Some of the ideas suggested for the hall’s future included more natural lighting in the foyer and the hall; a new family area with play equipment; a new stage, retractable seating and a balcony area.
At the consultation meetings, locals were asked a series of questions: How do you feel in each space?; What would you change?; What do you dislike about the Assembly Hall?; What do you like about the Assembly Hall?; and What is your vision for the Assembly Hall?
Architect Jen Lorrimar-Shanks from CaSA Architects said, “The community was asked what their visions were for the refurbished Assembly Hall. These visions were then incorporated into a ‘future tour’ at the end of the morning session, where the group toured the Assembly Hall as it would be 10 years in the future.
“The tour included being drawn to the Assembly Hall from the Market Place by the newly lit sign, generous parking provision for the less able bodied, walking through a naturally-lit foyer between the Assembly Hall and the Town Hall that had a local artist exhibiting and a small band playing in the corner.
“Sliding doors closed part of the foyer off from a family area with toys and play equipment. The bar opens onto this new foyer so the audience could spill out into this space. The refurbished hall had a new stage for dance performances, retractable seating, large rooflights with electric black-out blinds, sliding partitions, and a balcony area.
“The ladies’ toilets had also been refurbished and enlarged to look like old theatre powder rooms with red velvet cushions, flock wallpaper, and large mirrors.
“Prior to the tour, community members wrote on a plan of the Assembly Hall to explain how the existing spaces made them feel. Generally they felt quite happy in the hall space, but there are some acoustic problems, the seats are uncomfortable and you couldn’t see the stage, and when the group size is small, the hall feels bare.

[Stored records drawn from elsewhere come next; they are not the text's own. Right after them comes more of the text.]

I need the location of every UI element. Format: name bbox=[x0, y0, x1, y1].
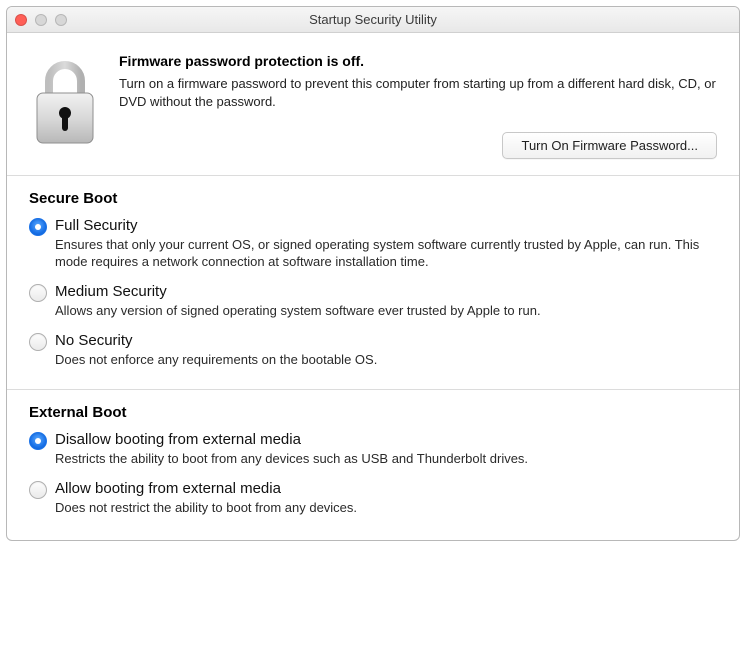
option-label: No Security bbox=[55, 332, 717, 350]
option-label: Allow booting from external media bbox=[55, 480, 717, 498]
radio-allow-external[interactable] bbox=[29, 481, 47, 499]
option-label: Disallow booting from external media bbox=[55, 431, 717, 449]
option-medium-security[interactable]: Medium Security Allows any version of si… bbox=[29, 283, 717, 320]
turn-on-firmware-password-button[interactable]: Turn On Firmware Password... bbox=[502, 132, 717, 159]
option-no-security[interactable]: No Security Does not enforce any require… bbox=[29, 332, 717, 369]
option-label: Full Security bbox=[55, 217, 717, 235]
option-full-security[interactable]: Full Security Ensures that only your cur… bbox=[29, 217, 717, 271]
traffic-lights bbox=[15, 14, 67, 26]
option-desc: Ensures that only your current OS, or si… bbox=[55, 237, 717, 271]
radio-full-security[interactable] bbox=[29, 218, 47, 236]
option-desc: Allows any version of signed operating s… bbox=[55, 303, 717, 320]
option-label: Medium Security bbox=[55, 283, 717, 301]
window-title: Startup Security Utility bbox=[7, 12, 739, 27]
zoom-button bbox=[55, 14, 67, 26]
option-disallow-external[interactable]: Disallow booting from external media Res… bbox=[29, 431, 717, 468]
firmware-text: Firmware password protection is off. Tur… bbox=[119, 53, 717, 159]
option-allow-external[interactable]: Allow booting from external media Does n… bbox=[29, 480, 717, 517]
minimize-button bbox=[35, 14, 47, 26]
titlebar: Startup Security Utility bbox=[7, 7, 739, 33]
external-boot-section: External Boot Disallow booting from exte… bbox=[7, 390, 739, 541]
radio-disallow-external[interactable] bbox=[29, 432, 47, 450]
radio-medium-security[interactable] bbox=[29, 284, 47, 302]
firmware-description: Turn on a firmware password to prevent t… bbox=[119, 75, 717, 110]
external-boot-title: External Boot bbox=[29, 404, 717, 421]
close-button[interactable] bbox=[15, 14, 27, 26]
secure-boot-section: Secure Boot Full Security Ensures that o… bbox=[7, 176, 739, 390]
option-desc: Does not enforce any requirements on the… bbox=[55, 352, 717, 369]
option-desc: Restricts the ability to boot from any d… bbox=[55, 451, 717, 468]
firmware-header: Firmware password protection is off. Tur… bbox=[7, 33, 739, 176]
secure-boot-title: Secure Boot bbox=[29, 190, 717, 207]
window: Startup Security Utility bbox=[6, 6, 740, 541]
radio-no-security[interactable] bbox=[29, 333, 47, 351]
lock-icon bbox=[29, 57, 101, 159]
firmware-heading: Firmware password protection is off. bbox=[119, 53, 717, 69]
option-desc: Does not restrict the ability to boot fr… bbox=[55, 500, 717, 517]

“They were asked to put red dots on another plan to show which areas they felt needed the most work. People felt the toilets, the bar and the foyer needed the most work. They used post-it notes to explain what they liked/disliked about the existing spaces. They felt the hall is dated, there is a lack of parking, the bar is too small, the Assembly Hall is ‘hidden away’, and the stage and hall floor were slippery.
“The community like the size, location, flexibility, facilities offered by the Assembly Hall, and were really positive about the variety of events/acts.”
Views were also collected from the community via an online survey that closed earlier this week. CaSA will now collate all the suggestions before presenting them to the town council.